Walking The Way

Staff PicksNortheast Library

Walking The Way

The Allure of the Camino to Santiago de Compostela

For centuries pilgrims have walked the Camino to Santiago de Compostela (The Way) in northwestern Spain. The cathedral in Santiago is believed to be the resting place of St. James the Apostle, one of the 12 apostles of Jesus Christ. During the Middle Ages making a pilgrimage was a popular form of piety. Pilgrimage to Santiago became one of the three main pilgrimage destinations after Rome and Jerusalem. Today the Camino to Santiago de Compostela is more popular than ever with people of all religious creeds and backgrounds setting out on the 500-mile-long journey. Many embark upon it for religious reasons, others after a life changing event or to celebrate a life milestone, and some, to just accomplish a remarkable physical feat. Below are five items of note that will give you an idea of what “The Way” is all about.

The Way [videorecording] by Emilio Estevez
Emilio Estevez’s feature film starring his real-life father Martin Sheen has probably done more than anything else in recent years to bring the Camino to a wider consciousness. This inspirational film traces a father’s journey overseas to recover his son’s body who died in the Pyrenees while beginning the Camino. The father decides to walk the Camino with his son’s ashes and along the way meets three individuals with whom he completes the pilgrimage. Poignant, moving and funnythis film is a good introduction to what the Camino is all about.

Walking the Camino: A Modern Pilgrimage to Santiago by Tony Kevin
Tony Kevin, a 63-year-old former Australian diplomat, combines his insights and experiences along the Camino with rich observations of Spanish history, culture and contemporary politics. Unlike most peregrinos, or pilgrims, who travel along the more popular Camino Frances, Kevin chooses the Via de la Plata which originates in Seville and travels northward through the arid and hot tablelands of Spain before reaching the more lush region of Galicia.

On the Camino by Jason
In honor of his 50th birthday, Norwegian cartoonist and graphic novelist Jason decides to walk the Camino to celebrate this milestone. This graphic work combines the mundane and ordinary of much of The Way with a bit of whimsy. As Jason embarks on the Camino Frances he finds that the ordinary often leads to extraordinary insights. Written in comic-book format with delightful black and white drawings.

Death of a Pilgrim by David Dickinson
Walking The Way can have its mysterious side so what better way than to add a little mystery to the mix. This work of fiction, part of Dickerson’s Lord Powerscourt series, is set in 1907 France and Spain. When an American tycoon’s son is amazingly healed of a grave illness he believes it to be a miracle and in a gesture of thanks organizes a family pilgrimage to Santiago de Compostela. Soon a member of the family dies in mysterious circumstances and Lord Powerscourt is called in to investigate. More deaths ensue before the mystery is solved. Many historical and cultural highlights of the Camino are peppered throughout the book.

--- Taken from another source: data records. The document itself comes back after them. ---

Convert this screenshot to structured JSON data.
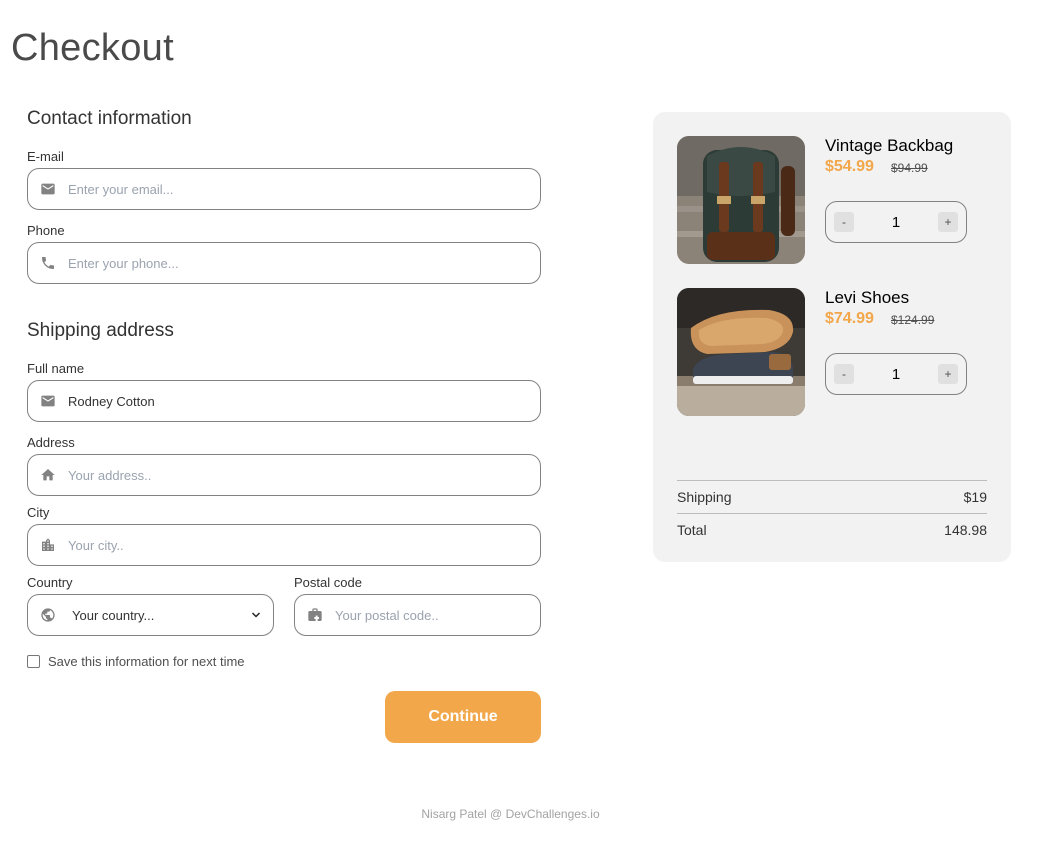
{
  "page": {
    "title": "Checkout"
  },
  "contact": {
    "title": "Contact information",
    "email_label": "E-mail",
    "email_placeholder": "Enter your email...",
    "phone_label": "Phone",
    "phone_placeholder": "Enter your phone..."
  },
  "shipping": {
    "title": "Shipping address",
    "fullname_label": "Full name",
    "fullname_value": "Rodney Cotton",
    "address_label": "Address",
    "address_placeholder": "Your address..",
    "city_label": "City",
    "city_placeholder": "Your city..",
    "country_label": "Country",
    "country_value": "Your country...",
    "postal_label": "Postal code",
    "postal_placeholder": "Your postal code..",
    "save_label": "Save this information for next time",
    "continue_label": "Continue"
  },
  "cart": {
    "items": [
      {
        "name": "Vintage Backbag",
        "price": "$54.99",
        "old_price": "$94.99",
        "qty": "1",
        "minus": "-",
        "plus": "+",
        "image_icon": "backpack-photo"
      },
      {
        "name": "Levi Shoes",
        "price": "$74.99",
        "old_price": "$124.99",
        "qty": "1",
        "minus": "-",
        "plus": "+",
        "image_icon": "shoes-photo"
      }
    ],
    "shipping_label": "Shipping",
    "shipping_value": "$19",
    "total_label": "Total",
    "total_value": "148.98"
  },
  "footer": {
    "credit": "Nisarg Patel @ DevChallenges.io"
  },
  "colors": {
    "accent": "#F2A74B",
    "panel_bg": "#F2F2F2",
    "border": "#828282"
  }
}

The Lore of the Camino de Santiago: a Literary Pilgrimage by Jean Mitchell-Lanham
Jean Mitchell-Lanham began the Camino for many of the same reasons that others do but her book approaches The Way from a unique perspective. Unlike many of the other books which are written in the form of a memoir, Mitchell-Lanham takes a literary vantage point illuminating the many sites along the way that have been visited by and celebrated in the works of John Steinbeck and others.  

The Pilgrim Journey : A History of Pilgrimage in the Western World  by James Harpur
Harpur’s work is a fine introduction into the history of pilgrimage examining its various facets from the ancient times through the early church to the Medieval period. He looks at some of the more popular destinations from Rome, Canterbury, Jerusalem and, of course, Santiago de Compostela. Whereas pilgrimages were at their peak in the late Middle Ages, he covers the resurgence of interest in modern times with focus on the Taize community in France and the amazing popularity of the Camino. This a fine survey and introduction of the why, who and where of what being a pilgrim is all about.